I am faced with the following problem:
I have a function called TrainModel that runs for a very long time on a single thread. When it finishes computing, it returns a function as an output argument, let's call it f. When I enquire the type of this f, Julia returns:
(generic function with 1 method)
(I am not sure of this last piece of information is useful to anyone reading this)

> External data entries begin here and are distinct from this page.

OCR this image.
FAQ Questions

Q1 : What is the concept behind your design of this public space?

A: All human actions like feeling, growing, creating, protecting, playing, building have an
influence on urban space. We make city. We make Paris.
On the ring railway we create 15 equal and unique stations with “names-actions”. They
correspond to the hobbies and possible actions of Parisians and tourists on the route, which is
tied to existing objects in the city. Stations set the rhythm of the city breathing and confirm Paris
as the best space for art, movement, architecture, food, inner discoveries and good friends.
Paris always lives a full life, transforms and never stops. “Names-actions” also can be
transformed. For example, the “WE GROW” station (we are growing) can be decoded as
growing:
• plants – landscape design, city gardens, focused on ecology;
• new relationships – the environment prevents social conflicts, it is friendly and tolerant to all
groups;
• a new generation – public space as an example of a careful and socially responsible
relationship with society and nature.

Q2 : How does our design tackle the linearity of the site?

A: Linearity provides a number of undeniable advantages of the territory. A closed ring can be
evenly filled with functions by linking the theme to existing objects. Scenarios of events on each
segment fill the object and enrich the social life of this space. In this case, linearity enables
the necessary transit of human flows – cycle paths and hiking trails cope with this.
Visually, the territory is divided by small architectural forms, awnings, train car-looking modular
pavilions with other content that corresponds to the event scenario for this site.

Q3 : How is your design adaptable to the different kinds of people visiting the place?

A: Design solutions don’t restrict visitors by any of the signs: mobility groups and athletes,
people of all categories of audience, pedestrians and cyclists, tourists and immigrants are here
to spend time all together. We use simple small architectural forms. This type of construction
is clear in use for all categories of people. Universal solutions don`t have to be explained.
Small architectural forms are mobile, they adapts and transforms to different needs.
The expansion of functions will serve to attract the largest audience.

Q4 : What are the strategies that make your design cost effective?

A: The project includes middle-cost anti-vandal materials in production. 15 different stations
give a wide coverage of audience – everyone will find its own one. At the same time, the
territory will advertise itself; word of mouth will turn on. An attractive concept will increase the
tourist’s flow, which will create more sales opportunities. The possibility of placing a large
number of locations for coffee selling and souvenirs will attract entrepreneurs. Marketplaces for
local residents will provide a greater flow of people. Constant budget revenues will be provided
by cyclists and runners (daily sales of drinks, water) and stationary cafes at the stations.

Now in a second step, I need to apply function f on a very large array of values. This is a step that I would like to parallelise. Having had started Julia with multiple processes, e.g.
julia -p 4
ideally, I would use:
pmap(f, my_values)
or perhaps:
aux = @parallel (hcat) for ii=1:100000000
f(my_values[ii])
end
Unfortunately, this doesn't work. Julia complains that the workers are not aware of the function f, i.e. I get a messsage:
ERROR: function f not defined on process 2
How can I make function f available to all workers? Obviously a "dirty" solution would be to run the time-consuming function TrainModel on all workers, like this perhaps:
@everywhere f = TrainModel( ... )
but this would be a waste of cpu when all I want is that just the result f is available to all workers.
Though I searched for posts with similar problems, so far I could not find an answer...
Thanks in advance! best,
N.
The approach to return the function seems elegant but unfortunately, unlike JavaScript, Julia does not resolve all the variables when creating the functions. Technically, your training function could produce the source code of the function with literal values for all the trained parameters. Then pass it to each of the worker processes, which can parse it in their environment to a callable function.
I suggest to return a data structure that contains all the information to produce the trained function: weights of an ANN, support vectors, decision rules ... Define a the "trained" function on the worker processes, such that it will utilized the trained parameters. You might want to have the ability of saving the results of the training to disk anyway, so that you can easily re-produce your computations.